The authorities rule out any risk of a gas shortage, but want to prepare for any eventuality. A decree of “load shedding” is currently being examined by the Council of State and should be released in the coming days. It aims to organize the implementation of any cuts to the 5,000 largest industrial users of gas (more than 5 GW per year). An ultimate solution, used as a very last resort, assure the gas operators. The companies concerned will be consulted, by questionnaire, to find out if they can reduce or temporarily stop their consumption without major economic consequences. The prefectures will then draw up a list and set priorities.
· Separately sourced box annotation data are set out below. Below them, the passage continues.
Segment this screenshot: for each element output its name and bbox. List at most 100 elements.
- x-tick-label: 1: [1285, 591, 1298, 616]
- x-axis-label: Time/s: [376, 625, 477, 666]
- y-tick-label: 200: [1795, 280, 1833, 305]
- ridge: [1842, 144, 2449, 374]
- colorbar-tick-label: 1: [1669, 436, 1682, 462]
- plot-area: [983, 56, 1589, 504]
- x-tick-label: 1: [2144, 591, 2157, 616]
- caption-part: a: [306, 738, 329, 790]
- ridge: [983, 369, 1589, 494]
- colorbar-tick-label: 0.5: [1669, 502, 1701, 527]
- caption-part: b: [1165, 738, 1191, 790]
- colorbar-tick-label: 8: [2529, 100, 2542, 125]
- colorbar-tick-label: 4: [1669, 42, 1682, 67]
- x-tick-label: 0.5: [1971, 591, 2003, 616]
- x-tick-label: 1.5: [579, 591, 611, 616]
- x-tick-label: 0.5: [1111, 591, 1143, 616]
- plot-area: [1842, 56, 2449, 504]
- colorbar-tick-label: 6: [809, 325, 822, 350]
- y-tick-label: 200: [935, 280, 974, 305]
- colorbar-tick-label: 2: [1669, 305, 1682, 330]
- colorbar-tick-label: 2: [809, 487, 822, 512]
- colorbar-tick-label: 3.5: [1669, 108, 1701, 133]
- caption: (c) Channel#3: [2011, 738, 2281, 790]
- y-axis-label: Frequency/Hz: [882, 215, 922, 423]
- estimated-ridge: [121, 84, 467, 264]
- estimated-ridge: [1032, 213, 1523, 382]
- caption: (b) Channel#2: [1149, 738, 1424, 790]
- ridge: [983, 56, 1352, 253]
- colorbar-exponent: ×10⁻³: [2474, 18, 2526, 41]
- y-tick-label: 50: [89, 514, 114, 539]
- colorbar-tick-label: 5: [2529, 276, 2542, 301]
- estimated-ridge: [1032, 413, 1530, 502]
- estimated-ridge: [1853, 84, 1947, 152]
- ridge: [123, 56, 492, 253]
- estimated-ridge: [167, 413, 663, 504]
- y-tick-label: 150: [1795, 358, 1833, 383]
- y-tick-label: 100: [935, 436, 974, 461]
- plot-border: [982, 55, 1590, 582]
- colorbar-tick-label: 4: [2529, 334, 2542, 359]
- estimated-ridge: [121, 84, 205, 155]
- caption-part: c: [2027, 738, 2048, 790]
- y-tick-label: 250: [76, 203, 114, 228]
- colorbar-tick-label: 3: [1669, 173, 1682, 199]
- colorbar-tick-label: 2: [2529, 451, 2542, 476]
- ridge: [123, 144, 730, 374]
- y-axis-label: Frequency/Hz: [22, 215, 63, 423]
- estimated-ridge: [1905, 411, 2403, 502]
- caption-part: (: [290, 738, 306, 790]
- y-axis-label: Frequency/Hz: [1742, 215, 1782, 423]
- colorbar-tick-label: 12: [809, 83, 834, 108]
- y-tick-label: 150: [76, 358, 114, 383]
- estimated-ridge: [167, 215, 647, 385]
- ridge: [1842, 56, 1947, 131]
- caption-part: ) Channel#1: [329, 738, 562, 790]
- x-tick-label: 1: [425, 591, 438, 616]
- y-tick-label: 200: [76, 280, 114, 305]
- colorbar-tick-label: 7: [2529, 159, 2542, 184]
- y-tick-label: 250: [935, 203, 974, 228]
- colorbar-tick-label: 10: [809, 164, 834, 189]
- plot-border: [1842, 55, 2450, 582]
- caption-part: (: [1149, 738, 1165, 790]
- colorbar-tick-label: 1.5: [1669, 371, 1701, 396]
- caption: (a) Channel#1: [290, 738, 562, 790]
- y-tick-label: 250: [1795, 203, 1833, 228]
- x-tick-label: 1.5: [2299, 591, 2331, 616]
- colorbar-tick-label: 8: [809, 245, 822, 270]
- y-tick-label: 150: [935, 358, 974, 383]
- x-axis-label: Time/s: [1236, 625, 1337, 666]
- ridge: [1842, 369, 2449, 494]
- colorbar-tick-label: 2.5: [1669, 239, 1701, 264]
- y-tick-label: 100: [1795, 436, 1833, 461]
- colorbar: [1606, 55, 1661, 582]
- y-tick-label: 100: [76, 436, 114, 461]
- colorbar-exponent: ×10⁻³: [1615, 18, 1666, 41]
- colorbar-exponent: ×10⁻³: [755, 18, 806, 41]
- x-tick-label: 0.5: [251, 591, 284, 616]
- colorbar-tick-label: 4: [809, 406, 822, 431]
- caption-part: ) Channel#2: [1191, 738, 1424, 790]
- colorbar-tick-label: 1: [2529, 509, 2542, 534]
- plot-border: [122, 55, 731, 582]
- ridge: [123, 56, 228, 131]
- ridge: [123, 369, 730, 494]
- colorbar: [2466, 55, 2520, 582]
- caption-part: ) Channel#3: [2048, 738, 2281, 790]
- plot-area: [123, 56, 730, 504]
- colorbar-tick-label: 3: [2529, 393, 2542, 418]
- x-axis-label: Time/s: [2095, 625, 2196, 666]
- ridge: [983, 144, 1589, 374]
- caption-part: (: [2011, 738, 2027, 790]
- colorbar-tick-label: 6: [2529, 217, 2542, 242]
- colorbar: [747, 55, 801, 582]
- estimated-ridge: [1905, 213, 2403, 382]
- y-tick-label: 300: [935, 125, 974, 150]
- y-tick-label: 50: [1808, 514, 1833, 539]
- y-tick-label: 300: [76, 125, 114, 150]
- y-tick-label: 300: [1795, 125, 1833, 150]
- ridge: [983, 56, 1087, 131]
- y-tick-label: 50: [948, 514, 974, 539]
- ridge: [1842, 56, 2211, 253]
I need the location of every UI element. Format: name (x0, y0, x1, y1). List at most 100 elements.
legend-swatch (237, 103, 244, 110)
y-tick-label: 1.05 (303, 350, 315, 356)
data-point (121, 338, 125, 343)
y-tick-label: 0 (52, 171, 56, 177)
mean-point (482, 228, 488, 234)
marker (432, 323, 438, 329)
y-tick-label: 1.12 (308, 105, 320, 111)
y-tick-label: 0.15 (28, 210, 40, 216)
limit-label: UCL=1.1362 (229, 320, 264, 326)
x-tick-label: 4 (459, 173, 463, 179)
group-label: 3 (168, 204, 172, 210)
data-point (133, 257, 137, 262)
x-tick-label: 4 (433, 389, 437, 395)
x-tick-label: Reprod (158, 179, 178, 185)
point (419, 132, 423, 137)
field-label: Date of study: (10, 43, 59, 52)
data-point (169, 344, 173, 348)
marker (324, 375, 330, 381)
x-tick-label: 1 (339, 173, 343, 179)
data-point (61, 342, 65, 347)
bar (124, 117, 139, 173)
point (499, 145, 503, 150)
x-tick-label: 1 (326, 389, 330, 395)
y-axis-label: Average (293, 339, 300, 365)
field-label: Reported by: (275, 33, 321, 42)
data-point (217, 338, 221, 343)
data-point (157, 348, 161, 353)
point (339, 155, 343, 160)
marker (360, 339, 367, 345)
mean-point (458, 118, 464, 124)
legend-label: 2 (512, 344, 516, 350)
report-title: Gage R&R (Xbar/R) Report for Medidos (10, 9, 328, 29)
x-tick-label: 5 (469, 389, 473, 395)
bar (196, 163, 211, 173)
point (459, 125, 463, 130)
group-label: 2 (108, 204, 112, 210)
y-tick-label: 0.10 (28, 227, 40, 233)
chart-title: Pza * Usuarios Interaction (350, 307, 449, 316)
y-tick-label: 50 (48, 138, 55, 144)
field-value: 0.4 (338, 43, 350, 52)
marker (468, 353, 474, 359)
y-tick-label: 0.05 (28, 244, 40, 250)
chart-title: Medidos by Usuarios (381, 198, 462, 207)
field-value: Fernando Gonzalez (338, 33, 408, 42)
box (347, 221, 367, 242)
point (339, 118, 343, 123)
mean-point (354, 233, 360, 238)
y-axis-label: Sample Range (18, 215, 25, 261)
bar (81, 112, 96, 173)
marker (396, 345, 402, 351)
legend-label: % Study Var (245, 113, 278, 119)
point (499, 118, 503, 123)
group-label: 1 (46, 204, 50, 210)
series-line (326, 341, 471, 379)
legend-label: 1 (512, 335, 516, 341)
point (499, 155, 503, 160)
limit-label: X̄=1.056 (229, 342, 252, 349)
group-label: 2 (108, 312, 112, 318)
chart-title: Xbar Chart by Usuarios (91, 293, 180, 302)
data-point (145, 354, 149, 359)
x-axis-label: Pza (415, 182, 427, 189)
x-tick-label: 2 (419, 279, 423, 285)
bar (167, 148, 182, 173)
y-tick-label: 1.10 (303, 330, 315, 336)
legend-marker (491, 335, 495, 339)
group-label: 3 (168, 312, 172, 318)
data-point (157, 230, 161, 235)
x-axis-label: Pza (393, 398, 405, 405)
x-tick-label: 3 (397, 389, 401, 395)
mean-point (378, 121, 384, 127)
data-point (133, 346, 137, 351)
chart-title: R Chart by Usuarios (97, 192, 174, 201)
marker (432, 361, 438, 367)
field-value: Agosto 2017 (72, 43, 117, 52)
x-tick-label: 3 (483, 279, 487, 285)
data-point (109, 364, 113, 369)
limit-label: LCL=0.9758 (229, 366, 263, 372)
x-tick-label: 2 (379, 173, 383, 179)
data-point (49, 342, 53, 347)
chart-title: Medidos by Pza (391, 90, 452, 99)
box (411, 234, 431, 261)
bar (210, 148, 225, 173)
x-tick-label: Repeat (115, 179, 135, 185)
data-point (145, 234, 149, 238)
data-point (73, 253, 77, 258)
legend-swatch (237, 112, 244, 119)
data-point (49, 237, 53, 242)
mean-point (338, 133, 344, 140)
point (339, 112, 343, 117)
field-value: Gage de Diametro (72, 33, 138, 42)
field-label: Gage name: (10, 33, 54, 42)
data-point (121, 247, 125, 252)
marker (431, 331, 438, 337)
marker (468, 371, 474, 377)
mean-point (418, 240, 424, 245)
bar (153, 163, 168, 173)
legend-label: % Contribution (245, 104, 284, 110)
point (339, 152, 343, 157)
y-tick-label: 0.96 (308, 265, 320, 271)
“Everyone agrees to save gas, but it must be allocated as a priority to French industry”, protests Nicolas de Warren, the president of Uniden, which represents the most energy-intensive companies. “Some companies are already reducing their production on their own, because energy has become too expensive. All the efforts that have been made since the Covid crisis to reindustrialize Europe are in danger of being wiped out,” emphasizes Thérèse Sliva-Marion, from Cleee, another association bringing together high-consumption companies.

In Germany, the government has created a crisis unit and is working on a similar load shedding system. In recent years, the country was 55% dependent on Russian gas, but this share has already fallen to 40%. Give up Russian gas “overnight” would lead to “plunge our country and all of Europe into recession”German Chancellor Olaf Scholz explained in an interview with the magazine Die Zeit, published on March 23. Across the Rhine, the shock is therefore likely to be brutal, even if, to save gas, coal-fired power stations are already called in as reinforcements. According to the insurer Allianz, a 1% drop in energy consumption by German industrialists, organized as a matter of urgency, could lead to the loss of 25,000 jobs.

In Japan, after the Fukushima accident and the shutdown of all the other reactors in 2011, the sharp rise in electricity and gas prices led to a demand destruction of around 10%. For Germany and Europe, the prospect of a recession would loom.